Canadian Plastics

Globalization need not be feared

By Tom Venetis, editor   

Canadian companies must develop markets for their products, services and skills around the globe -- in fact, the country's continued economic prosperity depends on it....

Canadian companies must develop markets for their products, services and skills around the globe — in fact, the country’s continued economic prosperity depends on it.

That was the message expressed recently by Joe Cordiano, Ontario’s economic development minister who was on hand to open a new trade office in Mumbai, India. His words should be wake-up call to all plastics processors and moldmakers in Canada.

Like it or not, globalization isn’t a passing fad and eventually everyone must accept it. But globalization is not necessarily something to be frightened of.

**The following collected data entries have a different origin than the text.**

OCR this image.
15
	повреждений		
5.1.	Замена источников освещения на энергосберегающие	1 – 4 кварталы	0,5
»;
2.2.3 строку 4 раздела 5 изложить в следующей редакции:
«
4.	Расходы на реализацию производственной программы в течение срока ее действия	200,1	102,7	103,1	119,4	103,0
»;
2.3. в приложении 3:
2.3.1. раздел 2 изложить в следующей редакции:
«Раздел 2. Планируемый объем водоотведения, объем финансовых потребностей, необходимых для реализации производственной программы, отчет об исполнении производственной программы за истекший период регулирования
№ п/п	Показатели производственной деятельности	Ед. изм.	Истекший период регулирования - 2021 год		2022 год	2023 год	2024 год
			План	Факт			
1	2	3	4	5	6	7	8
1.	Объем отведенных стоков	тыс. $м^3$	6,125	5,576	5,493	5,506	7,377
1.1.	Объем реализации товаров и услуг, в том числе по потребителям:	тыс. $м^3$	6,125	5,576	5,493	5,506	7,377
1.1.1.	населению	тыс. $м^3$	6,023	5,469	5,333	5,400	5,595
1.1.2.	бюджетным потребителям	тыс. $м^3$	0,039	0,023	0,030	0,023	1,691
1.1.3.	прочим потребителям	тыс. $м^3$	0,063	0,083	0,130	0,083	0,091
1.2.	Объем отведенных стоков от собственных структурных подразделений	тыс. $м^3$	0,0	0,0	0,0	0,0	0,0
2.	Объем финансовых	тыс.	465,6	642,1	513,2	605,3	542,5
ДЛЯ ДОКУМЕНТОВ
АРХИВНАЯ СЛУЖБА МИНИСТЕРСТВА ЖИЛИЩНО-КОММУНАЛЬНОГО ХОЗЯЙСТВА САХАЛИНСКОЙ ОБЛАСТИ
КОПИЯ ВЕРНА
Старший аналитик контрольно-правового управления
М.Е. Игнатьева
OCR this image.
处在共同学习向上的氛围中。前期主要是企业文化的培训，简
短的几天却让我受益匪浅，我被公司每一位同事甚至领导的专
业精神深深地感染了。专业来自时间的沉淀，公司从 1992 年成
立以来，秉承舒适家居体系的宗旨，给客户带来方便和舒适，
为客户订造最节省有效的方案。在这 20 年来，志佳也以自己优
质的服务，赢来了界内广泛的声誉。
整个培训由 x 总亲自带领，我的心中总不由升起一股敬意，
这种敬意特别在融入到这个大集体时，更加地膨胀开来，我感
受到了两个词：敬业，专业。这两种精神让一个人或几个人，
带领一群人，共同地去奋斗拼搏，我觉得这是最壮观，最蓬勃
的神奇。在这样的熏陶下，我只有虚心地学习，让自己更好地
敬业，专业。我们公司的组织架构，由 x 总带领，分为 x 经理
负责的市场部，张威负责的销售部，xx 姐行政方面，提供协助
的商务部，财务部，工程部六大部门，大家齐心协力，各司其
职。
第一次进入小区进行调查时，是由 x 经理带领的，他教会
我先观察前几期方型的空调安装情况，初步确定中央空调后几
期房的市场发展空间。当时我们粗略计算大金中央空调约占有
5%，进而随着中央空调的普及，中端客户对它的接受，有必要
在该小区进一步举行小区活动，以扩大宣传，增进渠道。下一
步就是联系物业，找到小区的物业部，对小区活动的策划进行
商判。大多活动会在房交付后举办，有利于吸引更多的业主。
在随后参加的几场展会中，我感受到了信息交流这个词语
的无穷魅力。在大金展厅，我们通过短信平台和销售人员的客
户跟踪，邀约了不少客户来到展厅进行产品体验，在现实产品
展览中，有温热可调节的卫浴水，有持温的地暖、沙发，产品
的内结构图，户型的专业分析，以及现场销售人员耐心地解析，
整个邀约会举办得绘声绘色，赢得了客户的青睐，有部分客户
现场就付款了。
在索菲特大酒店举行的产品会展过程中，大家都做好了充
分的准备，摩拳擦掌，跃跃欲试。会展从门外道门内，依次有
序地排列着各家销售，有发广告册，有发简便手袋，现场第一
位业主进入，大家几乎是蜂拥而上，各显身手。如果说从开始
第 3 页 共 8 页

Certainly globalization and its competitive pressures are and will continue to make doing business difficult for some plastics processors, but cultivating a domestic market-only policy, while psychologically comforting, does not and will not provide an avenue for profitable growth.


That’s why Ontario and other provinces are stepping up their efforts to open markets in countries such as India and China for provincially-based businesses.

Quebec Premier Jean Charest headed a delegation to India in January, Manitoba’s Gary Doer followed on Charest’s heels in February, and Ontario’s Dalton McGuinty will follow up his November 2005 trip to China with a visit to India in early 2007.

Although it’s encouraging to see provincial governments spending more time actively marketing Canadian businesses to other countries, Canadian plastics processors and moldmakers don’t have to wait for the government to go first.

There are plenty of ways for plastics processors and moldmakers to start feeling out opportunities.

For example, at the recent PlastIndia show in New Delhi, Canadian companies, such as Brampton, Ont.-based Brampton Engineering, showcased not only their technology and solutions to prospective Indian buyers, but also touted their long-standing joint venture in India, setting an example for everyone to follow. And many other Canadian companies with the Canadian Plastics Industry Association were invited to a networking dinner at the residence of the Canadian High Commissioner Lucie Edwards that offered a chance for Canadian plastics processors to meet with representatives of Indian plastics firms. These meetings could form the basis for lucrative growth opportunities for many in the plastics industry. Showcasing Canadian machinery, skills and design expertise are the only ways to find the joint ventures that will open up new revenue opportunities for Canadian firms.

Certainly looking outside of one’s borders is cited as the key to continued growth by the three moldmakers profiled in this issue of Canadian Plastics. Each was emphatic that developing close ties to customers in the U.S. and emerging markets like India and China is the ticket to future success, and the only thing that has allowed them to continue growing in a market that has suffered greatly in the last few years.

Looking only at cultivating business in one’s back yard of Canada is recipe for trouble.